Prison officials would not say whether she was injured.
State Department of Correction spokeswoman Beth Welch said officials had remained in constant contact with the victim's family throughout the day.
An autopsy will be conducted on Miller.
The New Castle man was serving a 699-year sentence for a series of rapes that terrorized women in Wilmington in 1997.
In the first six months of that year, Miller assaulted eight women - tying them up and raping them inside their homes - and kidnapped a ninth woman.
Welch said Monday's standoff began at 10:30 a.m. in the facility's medium-high unit, where Miller took the counselor hostage using a handmade knife.
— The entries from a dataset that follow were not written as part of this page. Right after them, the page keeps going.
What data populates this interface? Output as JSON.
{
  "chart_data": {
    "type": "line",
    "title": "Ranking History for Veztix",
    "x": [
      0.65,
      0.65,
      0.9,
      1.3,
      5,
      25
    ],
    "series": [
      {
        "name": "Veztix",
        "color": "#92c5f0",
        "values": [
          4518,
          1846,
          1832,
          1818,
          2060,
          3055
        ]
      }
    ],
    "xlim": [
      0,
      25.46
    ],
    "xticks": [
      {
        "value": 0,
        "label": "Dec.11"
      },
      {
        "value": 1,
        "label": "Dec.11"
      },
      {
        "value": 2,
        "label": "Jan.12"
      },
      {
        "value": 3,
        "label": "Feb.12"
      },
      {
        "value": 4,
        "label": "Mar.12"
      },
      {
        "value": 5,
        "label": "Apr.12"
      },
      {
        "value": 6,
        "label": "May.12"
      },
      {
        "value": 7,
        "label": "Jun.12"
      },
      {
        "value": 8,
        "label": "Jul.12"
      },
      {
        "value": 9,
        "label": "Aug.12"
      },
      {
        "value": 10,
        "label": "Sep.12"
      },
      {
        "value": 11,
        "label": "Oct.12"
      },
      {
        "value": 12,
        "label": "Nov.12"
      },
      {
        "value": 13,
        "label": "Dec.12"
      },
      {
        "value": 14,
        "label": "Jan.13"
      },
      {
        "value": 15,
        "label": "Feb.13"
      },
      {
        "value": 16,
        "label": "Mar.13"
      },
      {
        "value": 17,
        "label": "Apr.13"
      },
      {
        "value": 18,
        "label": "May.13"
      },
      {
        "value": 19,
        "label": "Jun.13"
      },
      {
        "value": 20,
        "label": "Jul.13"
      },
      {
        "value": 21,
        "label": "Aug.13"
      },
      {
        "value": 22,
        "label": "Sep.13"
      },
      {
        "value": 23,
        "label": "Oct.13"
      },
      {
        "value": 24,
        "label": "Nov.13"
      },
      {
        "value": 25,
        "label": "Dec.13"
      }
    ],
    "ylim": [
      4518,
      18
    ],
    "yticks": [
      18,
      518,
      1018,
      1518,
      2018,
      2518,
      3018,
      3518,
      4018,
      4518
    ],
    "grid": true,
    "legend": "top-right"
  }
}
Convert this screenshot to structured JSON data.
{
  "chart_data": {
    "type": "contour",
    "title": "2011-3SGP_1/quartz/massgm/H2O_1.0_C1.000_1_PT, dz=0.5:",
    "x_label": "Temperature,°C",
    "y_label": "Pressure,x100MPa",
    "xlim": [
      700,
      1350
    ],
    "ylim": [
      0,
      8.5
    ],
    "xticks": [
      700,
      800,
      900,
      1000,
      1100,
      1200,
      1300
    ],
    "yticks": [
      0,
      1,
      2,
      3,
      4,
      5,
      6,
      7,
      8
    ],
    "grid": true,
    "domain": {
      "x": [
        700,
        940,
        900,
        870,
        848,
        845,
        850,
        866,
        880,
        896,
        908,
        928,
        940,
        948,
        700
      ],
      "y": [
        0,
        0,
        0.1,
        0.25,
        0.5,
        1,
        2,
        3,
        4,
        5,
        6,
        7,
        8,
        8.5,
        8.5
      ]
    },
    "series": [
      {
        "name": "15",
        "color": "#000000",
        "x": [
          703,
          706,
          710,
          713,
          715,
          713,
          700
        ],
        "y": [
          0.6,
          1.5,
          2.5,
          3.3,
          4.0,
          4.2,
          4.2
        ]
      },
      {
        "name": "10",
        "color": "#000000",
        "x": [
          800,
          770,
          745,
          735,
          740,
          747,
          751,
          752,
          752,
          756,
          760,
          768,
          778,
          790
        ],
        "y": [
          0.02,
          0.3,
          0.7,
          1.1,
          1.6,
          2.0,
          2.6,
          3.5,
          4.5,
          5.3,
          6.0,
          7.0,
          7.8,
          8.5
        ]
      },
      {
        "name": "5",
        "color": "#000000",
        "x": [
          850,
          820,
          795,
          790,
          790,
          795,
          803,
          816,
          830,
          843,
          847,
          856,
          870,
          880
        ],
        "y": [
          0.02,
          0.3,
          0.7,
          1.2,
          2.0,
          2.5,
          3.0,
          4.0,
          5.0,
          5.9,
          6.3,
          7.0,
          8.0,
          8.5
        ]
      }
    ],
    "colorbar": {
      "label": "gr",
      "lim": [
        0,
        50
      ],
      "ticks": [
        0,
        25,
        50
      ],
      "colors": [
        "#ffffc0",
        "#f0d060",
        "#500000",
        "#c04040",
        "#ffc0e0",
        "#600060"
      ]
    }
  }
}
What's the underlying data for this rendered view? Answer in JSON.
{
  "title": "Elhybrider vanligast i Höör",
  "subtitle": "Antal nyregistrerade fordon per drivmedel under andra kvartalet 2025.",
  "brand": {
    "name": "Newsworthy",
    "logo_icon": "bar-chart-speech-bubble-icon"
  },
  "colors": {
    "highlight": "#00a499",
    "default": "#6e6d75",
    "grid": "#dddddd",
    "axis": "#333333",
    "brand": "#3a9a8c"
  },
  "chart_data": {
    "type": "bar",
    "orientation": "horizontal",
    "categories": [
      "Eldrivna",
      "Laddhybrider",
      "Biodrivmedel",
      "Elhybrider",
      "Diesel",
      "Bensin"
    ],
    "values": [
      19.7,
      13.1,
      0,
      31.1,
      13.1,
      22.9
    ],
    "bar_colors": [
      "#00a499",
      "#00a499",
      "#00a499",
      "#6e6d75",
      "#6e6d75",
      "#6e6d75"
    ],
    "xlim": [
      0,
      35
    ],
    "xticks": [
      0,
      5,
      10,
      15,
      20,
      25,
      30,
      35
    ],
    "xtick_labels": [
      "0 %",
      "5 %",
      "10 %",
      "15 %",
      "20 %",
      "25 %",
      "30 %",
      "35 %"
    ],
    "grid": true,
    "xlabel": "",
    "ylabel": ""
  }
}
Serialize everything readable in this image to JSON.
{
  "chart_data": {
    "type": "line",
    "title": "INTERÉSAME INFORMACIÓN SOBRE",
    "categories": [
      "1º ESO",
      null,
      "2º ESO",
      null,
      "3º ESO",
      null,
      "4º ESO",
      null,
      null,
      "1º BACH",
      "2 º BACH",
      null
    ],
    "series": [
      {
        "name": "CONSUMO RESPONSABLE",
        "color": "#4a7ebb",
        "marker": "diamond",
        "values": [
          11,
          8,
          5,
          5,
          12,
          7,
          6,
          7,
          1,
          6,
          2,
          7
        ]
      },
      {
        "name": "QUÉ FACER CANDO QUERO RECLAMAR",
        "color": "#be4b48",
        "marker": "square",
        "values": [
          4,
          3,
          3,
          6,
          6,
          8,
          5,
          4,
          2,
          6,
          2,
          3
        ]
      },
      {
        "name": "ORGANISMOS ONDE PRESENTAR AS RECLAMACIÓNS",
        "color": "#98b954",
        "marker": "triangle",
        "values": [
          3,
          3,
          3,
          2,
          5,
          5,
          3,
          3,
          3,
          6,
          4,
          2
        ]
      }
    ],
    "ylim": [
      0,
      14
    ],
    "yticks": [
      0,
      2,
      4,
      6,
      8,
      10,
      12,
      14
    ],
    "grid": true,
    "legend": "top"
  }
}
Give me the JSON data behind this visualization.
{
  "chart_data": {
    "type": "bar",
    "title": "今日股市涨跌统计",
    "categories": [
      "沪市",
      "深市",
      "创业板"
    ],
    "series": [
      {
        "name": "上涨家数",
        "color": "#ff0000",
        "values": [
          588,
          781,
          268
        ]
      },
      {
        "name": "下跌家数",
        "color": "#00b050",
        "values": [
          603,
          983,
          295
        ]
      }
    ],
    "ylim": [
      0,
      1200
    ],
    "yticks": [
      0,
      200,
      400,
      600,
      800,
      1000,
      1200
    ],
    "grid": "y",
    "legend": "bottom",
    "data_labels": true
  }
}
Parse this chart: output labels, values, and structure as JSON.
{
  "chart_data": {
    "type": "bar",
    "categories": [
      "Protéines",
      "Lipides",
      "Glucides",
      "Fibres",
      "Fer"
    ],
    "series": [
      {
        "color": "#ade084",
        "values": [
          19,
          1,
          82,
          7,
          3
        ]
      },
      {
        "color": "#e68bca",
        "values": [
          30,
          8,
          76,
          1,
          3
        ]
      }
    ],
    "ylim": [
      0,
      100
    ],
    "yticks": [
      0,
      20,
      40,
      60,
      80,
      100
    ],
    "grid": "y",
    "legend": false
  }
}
The support building houses two dining halls, kitchen facilities, a gym, a video court unit, education space, a law library, a commissary facility and offices for staff, including offices for counselors, mental health and medical staff, Welch said.
About 535 inmates are housed in the unit, a step down from maximum security. Inmates incarcerated there have more privileges than those in maximum security but fewer privileges than the prison's general population, she said.
"They were communicating all day," Welch said of the negotiators, who are trained to respond to all types of prison incidents, including hostage situations, riots and inmates who refuse to come out of their cells.
Welch said late Monday the team was being debriefed and the state police and Department of Correction had begun a joint investigation.
"It's too soon to talk about the hows and whys of what happened," she said.